Saturday, September 21, 2024

one dark knight...

It's Batman's 85th birthday today which led me to remember a very lucid bat-based dream I experienced a couple of years back after partaking in a few ales.






Luckily I awoke to find a pen and paper on the bedside cabinet and excitedly wrote it down.

Obviously I did this before I noticed the dead body at the bottom of the bed but that's a different story.

Obviously it has to be based on The Dark Knight Returns due to the fact that in the past 40-odd years it appears that no fucker as ever read anything else.

So anyway, here goes*.


"No, Joker. You’re playing the wrong game. The old game. Tonight you’re taking no hostages. Tonight I’m taking no prisoners!" John Cassavetes as an older, wiser Bruce Wayne.

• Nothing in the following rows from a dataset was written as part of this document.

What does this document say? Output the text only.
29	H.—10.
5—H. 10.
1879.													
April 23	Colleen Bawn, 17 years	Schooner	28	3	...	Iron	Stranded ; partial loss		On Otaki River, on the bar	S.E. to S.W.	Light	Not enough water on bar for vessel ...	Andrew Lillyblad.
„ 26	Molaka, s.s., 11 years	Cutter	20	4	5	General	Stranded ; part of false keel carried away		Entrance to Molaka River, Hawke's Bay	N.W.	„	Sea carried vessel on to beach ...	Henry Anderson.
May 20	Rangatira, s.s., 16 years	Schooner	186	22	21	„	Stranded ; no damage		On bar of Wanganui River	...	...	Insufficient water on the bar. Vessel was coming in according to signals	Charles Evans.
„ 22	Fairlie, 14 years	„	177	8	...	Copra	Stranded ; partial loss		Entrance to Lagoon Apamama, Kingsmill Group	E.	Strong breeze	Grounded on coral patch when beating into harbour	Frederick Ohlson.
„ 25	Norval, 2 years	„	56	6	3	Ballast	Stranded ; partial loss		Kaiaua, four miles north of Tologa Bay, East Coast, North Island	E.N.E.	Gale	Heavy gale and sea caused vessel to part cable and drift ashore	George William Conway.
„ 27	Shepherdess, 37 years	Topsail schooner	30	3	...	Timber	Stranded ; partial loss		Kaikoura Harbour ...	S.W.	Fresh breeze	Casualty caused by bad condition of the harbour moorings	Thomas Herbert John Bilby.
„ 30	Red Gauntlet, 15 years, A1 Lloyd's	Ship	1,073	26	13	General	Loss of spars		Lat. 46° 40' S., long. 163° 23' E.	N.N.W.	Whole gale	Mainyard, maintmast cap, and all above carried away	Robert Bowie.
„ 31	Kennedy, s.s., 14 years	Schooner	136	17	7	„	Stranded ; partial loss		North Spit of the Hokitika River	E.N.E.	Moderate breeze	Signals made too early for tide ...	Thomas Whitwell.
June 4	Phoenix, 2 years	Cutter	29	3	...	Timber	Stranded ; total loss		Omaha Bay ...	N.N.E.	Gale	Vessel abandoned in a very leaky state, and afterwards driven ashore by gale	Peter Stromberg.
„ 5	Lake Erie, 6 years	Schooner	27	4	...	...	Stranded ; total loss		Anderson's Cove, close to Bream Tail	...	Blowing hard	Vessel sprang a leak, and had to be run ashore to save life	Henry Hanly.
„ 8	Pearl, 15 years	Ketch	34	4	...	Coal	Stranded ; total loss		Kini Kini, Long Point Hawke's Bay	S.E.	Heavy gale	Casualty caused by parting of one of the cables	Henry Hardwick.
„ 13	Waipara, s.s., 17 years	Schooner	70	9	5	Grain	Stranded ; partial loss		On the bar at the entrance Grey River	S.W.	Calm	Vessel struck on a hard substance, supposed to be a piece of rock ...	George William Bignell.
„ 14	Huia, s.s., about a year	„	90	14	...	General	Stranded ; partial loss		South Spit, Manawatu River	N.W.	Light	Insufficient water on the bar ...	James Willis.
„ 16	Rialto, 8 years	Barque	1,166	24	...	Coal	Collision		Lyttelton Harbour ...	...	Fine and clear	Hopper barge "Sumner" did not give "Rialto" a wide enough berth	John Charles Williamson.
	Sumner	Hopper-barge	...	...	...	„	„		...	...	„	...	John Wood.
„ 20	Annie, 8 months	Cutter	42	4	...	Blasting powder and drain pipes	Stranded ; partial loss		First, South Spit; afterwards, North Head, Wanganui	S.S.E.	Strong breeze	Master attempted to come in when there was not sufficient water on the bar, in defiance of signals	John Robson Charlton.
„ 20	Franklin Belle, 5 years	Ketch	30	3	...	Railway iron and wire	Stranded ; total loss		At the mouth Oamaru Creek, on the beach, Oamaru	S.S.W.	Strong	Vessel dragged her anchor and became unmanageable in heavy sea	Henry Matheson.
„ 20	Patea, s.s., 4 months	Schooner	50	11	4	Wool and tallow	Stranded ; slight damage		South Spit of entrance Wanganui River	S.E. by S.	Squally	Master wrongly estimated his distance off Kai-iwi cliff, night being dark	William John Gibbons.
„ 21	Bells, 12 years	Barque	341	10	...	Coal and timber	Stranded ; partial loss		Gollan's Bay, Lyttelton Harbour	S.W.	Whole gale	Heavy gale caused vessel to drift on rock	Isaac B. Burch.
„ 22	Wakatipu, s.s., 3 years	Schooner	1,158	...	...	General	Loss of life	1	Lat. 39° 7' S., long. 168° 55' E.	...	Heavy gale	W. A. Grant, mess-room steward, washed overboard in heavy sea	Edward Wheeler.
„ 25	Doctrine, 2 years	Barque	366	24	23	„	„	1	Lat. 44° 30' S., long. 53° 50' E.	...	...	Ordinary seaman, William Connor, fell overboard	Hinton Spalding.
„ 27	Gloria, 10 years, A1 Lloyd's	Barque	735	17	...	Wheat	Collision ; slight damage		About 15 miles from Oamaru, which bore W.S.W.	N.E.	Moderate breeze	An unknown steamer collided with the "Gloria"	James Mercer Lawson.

'Batman: The Dark Knight Returns'

(loosely) based on the graphic novel by Frank Miller.


Dir. Mario Bava.

Prod: Nicolas Winding Refn.

Adapted for the screen by Truman Capote and Anthony Burgess

Original music: Ennio Morricone, Jerry Goldsmith and Wendy Carlos.


Cast:


Bruce Wayne/Batman: John Cassavetes

The Joker: Malcolm McDowell
 

Commissioner Gordon: Lee Marvin

Two Face:
Udo Kier
 

Alfred Pennyworth: Vincent Price

Robin: Emma Stone

Superman: John Phillip Law 


Bruno: Ajita Wilson

Oliver Queen: Doug McClure

Selina Kyle: Helga Line

Dave Endochrine: Dustin Hoffman.








For added realism McDowell actually underwent a painful bleaching process to obtain The Joker's deathly pallor.
 

Despised by critics yet loved by cinema goers,
the big screen adaptation of The Dark Knight Returns popularity among lefties annoyed it's creator, Frank Miller so much that vowed never to allow another one of his stories to be adapted in any medium. 

Eventually, after realizing that he needed cash for a new cowboy hat he relented and finally allowed all of his properties to be adapted by anyone with a dollar and/or right wing leanings.





The Bat mask interior as envisaged by  Jean Giraud


 


The behind the scenes story is as exciting as anything on screen tho', with a cybernetic/AI Mario Bava taking over the project after Dario Argento, Alejandro Jodorwosky, Shane Black, John Boorman, and Takashi Miike failed to stay attached to the film. 

During the Jodorwosky production, Mick Jagger was slated to play the Joker, tho' Jagger reportedly actually appeared on set, his scenes shot at various locations around the world due to The Rolling Stones being in the middle of a world tour.

These scenes were to be inserted into the final film at a later date using technology created by producer Refn from discarded Japanese robot toys.

It was this period that saw pre-production costs spiraling 12 years and 250 million dollars over-budget, almost bankrupting Warner Brothers and causing Jodorwosky to secretly escape from America seeking refuge in Mexico where he hoped to film the entire movie and where construction of the full sized Gotham City sets had begun in earnest

The Jean Giraud inspired Batmobile. 47 different versions were built for the film.


Trivia:

Some of the concept art by French cartoonist Jean (Moebius) Giraud were eventually used in Terry Zwigoff's stage adaptation of Marvel's Alpha Flight (2019).

Scarily Klaus Kinski was cast as the Joker for Argento's version and 70% percent of his scenes were in the can before he became increasingly deluded that he was being stalked by Mick Jagger in revenge for 'stealing' his role. 


Three weeks before the end of shooting Kinski disappeared on the same day that Jagger went missing from a Florida hotel room.

After a countrywide search it was discovered that after numerous phone altercations with the Jagger, Kinski had kidnapped the singer in an attempt to replace him on stage and during a gig in Washington blow himself and the rest of The Stones to pieces in revenge for what he said were Great Britain's crimes against popular culture.

No charges were filed.



























*If anyone from Warner's is reading this I'm available.